If your tasks are failing on only the new nodes, it's likely that you're
missing a library or something on those machines. See this Hadoop tutorial
http://public.yahoo.com/gogate/hadoop-tutorial/html/module5.html about
"distributing debug scripts." These will allow you to capture stdout/err and
the syslog from tasks that fail.

- Aaron

On Wed, Jan 28, 2009 at 9:40 AM, Sagar Naik <sn...@attributor.com> wrote:

> Pl check which nodes have these failures.
>
> I guess the new tasktrackers/machines  are not configured correctly.
> As a result, the map-task will die and the remaining map-tasks will be
> sucked onto these machines
>
>
> -Sagar
>
>
> David J. O'Dell wrote:
>
>> We've been running 0.18.2 for over a month on an 8 node cluster.
>> Last week we added 4 more nodes to the cluster and have experienced 2
>> failures to the tasktrackers since then.
>> The namenodes are running fine but all jobs submitted will die when
>> submitted with this error on the tasktrackers.
>>
>> 2009-01-28 08:07:55,556 INFO org.apache.hadoop.mapred.TaskTracker:
>> LaunchTaskAction: attempt_200901280756_0012_m_000074_2
>> 2009-01-28 08:07:55,682 WARN org.apache.hadoop.mapred.TaskRunner:
>> attempt_200901280756_0012_m_000074_2 Child Error
>> java.io.IOException: Task process exit with nonzero status of 1.
>>        at
>> org.apache.hadoop.mapred.TaskRunner.runChild(TaskRunner.java:462)
>>        at org.apache.hadoop.mapred.TaskRunner.run(TaskRunner.java:403)
>>
>> I tried running the tasktrackers in debug mode but the entries above are
>> all that show up in the logs.
>> As of now my cluster is down.
>>
>>
>>
>

Re: sudden instability in 0.18.2

Posted by Sagar Naik <sn...@attributor.com>.

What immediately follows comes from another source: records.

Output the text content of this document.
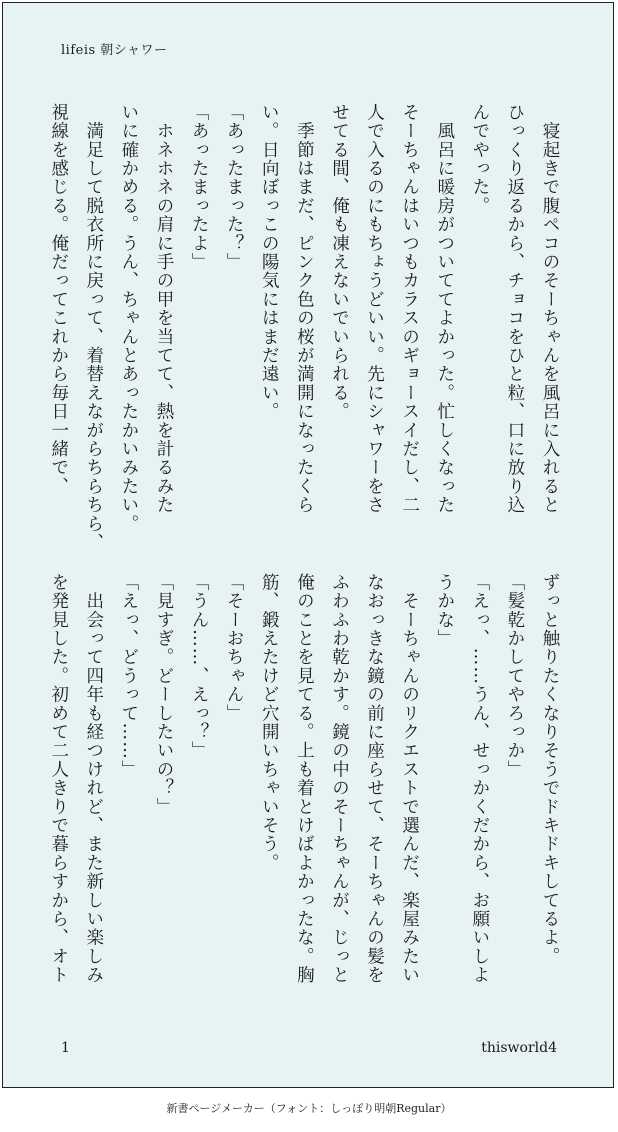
lifeis 朝シャワー

　寝起きで腹ペコのそーちゃんを風呂に入れると

ひっくり返るから、チョコをひと粒、口に放り込

んでやった。

　風呂に暖房がついててよかった。忙しくなった

そーちゃんはいつもカラスのギョースイだし、二

人で入るのにもちょうどいい。先にシャワーをさ

せてる間、俺も凍えないでいられる。

　季節はまだ、ピンク色の桜が満開になったくら

い。日向ぼっこの陽気にはまだ遠い。

「あったまった？」

「あったまったよ」

　ホネホネの肩に手の甲を当てて、熱を計るみた

いに確かめる。うん、ちゃんとあったかいみたい。

　満足して脱衣所に戻って、着替えながらちらちら、

視線を感じる。俺だってこれから毎日一緒で、

ずっと触りたくなりそうでドキドキしてるよ。

「髪乾かしてやろっか」

「えっ、……うん、せっかくだから、お願いしよ

うかな」

　そーちゃんのリクエストで選んだ、楽屋みたい

なおっきな鏡の前に座らせて、そーちゃんの髪を

ふわふわ乾かす。鏡の中のそーちゃんが、じっと

俺のことを見てる。上も着とけばよかったな。胸

筋、鍛えたけど穴開いちゃいそう。

「そーおちゃん」

「うん……、えっ？」

「見すぎ。どーしたいの？」

「えっ、どうって……」

　出会って四年も経つけれど、また新しい楽しみ

を発見した。初めて二人きりで暮らすから、オト

1	thisworld4
新書ページメーカー（フォント：しっぽり明朝Regular）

Pl check which nodes have these failures.

I guess the new tasktrackers/machines  are not configured correctly.
As a result, the map-task will die and the remaining map-tasks will be 
sucked onto these machines


-Sagar

David J. O'Dell wrote:
> We've been running 0.18.2 for over a month on an 8 node cluster.
> Last week we added 4 more nodes to the cluster and have experienced 2
> failures to the tasktrackers since then.
> The namenodes are running fine but all jobs submitted will die when
> submitted with this error on the tasktrackers.
>
> 2009-01-28 08:07:55,556 INFO org.apache.hadoop.mapred.TaskTracker:
> LaunchTaskAction: attempt_200901280756_0012_m_000074_2
> 2009-01-28 08:07:55,682 WARN org.apache.hadoop.mapred.TaskRunner:
> attempt_200901280756_0012_m_000074_2 Child Error
> java.io.IOException: Task process exit with nonzero status of 1.
>         at org.apache.hadoop.mapred.TaskRunner.runChild(TaskRunner.java:462)
>         at org.apache.hadoop.mapred.TaskRunner.run(TaskRunner.java:403)
>
> I tried running the tasktrackers in debug mode but the entries above are
> all that show up in the logs.
> As of now my cluster is down.
>
>